This was essentially the reason we came to Gjirokaster, since I know Jules is a castle fan and I'm reasonably partial to them myself. It dates back to the 12th century, although the most work was done in the late 15th century by the Ottomans, and major renovations and extensions continued right up until the time of our old friend Ali Pasha in the 19th century.

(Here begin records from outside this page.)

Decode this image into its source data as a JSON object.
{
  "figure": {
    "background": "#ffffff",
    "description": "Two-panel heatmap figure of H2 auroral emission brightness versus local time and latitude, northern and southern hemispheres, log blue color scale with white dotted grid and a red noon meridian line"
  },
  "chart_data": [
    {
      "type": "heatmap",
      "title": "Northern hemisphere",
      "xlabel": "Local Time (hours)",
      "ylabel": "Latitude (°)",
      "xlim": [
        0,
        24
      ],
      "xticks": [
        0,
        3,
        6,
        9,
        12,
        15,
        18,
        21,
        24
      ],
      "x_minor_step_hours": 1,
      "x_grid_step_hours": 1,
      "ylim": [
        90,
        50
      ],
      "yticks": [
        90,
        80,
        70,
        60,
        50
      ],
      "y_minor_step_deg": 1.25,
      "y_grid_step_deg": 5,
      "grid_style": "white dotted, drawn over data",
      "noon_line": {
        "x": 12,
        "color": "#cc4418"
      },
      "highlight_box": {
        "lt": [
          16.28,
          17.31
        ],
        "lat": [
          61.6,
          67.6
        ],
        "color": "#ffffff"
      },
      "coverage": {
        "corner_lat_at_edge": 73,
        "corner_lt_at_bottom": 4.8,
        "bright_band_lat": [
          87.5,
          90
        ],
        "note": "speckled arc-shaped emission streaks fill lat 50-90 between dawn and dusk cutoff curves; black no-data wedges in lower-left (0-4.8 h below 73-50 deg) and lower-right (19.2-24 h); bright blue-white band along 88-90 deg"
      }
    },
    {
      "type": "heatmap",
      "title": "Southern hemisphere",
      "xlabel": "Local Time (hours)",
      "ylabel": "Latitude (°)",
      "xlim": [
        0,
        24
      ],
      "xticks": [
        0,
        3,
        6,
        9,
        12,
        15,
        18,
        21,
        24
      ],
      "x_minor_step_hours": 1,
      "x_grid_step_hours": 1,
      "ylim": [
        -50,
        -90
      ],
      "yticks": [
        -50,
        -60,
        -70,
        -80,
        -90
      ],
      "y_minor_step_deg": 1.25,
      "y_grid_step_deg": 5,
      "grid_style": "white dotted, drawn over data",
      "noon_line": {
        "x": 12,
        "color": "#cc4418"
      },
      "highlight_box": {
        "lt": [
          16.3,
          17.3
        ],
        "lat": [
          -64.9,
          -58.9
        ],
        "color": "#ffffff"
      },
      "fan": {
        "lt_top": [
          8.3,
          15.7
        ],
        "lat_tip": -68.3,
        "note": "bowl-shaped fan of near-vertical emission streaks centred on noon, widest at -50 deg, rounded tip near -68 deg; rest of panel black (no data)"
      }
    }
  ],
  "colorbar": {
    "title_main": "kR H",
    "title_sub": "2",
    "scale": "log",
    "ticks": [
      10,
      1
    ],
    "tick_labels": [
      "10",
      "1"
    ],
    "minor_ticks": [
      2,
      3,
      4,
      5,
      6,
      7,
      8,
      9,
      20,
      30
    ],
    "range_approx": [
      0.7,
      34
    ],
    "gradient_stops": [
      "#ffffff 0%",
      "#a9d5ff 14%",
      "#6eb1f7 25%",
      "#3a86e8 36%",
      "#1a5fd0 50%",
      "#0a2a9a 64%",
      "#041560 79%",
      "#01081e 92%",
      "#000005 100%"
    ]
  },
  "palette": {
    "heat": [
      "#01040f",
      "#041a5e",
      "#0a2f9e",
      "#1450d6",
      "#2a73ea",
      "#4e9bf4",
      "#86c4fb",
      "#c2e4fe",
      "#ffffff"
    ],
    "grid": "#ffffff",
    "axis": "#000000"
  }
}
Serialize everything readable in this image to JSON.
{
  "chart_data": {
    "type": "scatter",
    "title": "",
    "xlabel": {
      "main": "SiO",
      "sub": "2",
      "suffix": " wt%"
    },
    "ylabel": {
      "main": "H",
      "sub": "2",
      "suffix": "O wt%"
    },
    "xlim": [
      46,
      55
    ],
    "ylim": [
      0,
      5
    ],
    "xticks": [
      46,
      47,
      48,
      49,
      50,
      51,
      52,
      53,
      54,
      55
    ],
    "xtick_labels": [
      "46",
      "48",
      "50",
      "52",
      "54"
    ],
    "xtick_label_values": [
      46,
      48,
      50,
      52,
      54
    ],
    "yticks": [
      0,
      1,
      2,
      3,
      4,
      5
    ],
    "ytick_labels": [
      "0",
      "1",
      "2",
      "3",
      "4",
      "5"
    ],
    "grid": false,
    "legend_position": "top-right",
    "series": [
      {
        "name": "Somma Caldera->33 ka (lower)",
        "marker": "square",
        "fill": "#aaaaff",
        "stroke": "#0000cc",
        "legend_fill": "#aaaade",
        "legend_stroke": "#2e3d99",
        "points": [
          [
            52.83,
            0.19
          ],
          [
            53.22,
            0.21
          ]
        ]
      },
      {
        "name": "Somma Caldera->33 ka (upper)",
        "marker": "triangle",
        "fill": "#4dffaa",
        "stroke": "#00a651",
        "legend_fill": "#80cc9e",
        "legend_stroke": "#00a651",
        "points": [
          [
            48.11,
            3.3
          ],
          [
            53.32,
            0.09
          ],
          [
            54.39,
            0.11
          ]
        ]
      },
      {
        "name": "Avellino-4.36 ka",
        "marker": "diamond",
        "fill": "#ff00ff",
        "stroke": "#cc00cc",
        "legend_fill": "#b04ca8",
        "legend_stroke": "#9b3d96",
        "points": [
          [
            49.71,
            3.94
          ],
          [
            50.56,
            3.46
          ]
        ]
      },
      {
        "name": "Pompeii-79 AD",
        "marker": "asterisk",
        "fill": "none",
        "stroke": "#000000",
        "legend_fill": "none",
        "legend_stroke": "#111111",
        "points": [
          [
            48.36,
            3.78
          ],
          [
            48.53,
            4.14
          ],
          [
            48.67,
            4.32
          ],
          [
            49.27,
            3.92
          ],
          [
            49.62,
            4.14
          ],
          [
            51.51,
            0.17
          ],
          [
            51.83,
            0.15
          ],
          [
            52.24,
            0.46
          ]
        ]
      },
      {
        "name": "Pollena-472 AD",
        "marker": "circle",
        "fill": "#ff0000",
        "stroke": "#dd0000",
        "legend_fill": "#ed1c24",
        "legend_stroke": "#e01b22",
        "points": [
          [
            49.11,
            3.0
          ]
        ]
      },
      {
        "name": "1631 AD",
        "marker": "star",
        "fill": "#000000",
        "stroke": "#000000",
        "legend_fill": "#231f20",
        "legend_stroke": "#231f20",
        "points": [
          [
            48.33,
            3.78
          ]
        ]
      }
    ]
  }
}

|The impressive entrance hall filled with various weapons|
|A Communist statue from one of the museums inside - she's casting out a priest and ??|
|Corridor in the prison|
|An eerie abandoned cell|
|Jules, King of the Castle|
|Jules and the "spy plane"|
Another interesting feature of the castle is the so-called "American spy plane". An American pilot was forced to land in Tirana in the 1950s due to technical problems - not sure what he was doing in the area in the first place. The Communists let him go, but confiscated the plane and declared that they had captured an American spy plane. And here it still is at Gjirokaster castle.
|Windy up there|
|View from the castle - not quite as pretty as the view from Berat castle, but that was really incredible|
|The old town viewed from the castle|
We probably could have seen a bit more if we had stayed longer in Gjirokaster, but we managed to pack the Skenduli house, Ethnographic museum, the castle with its museum, and watching the F1 all into one afternoon, and set out again first thing the next day for the longest drive of our trip, across country to Korçe.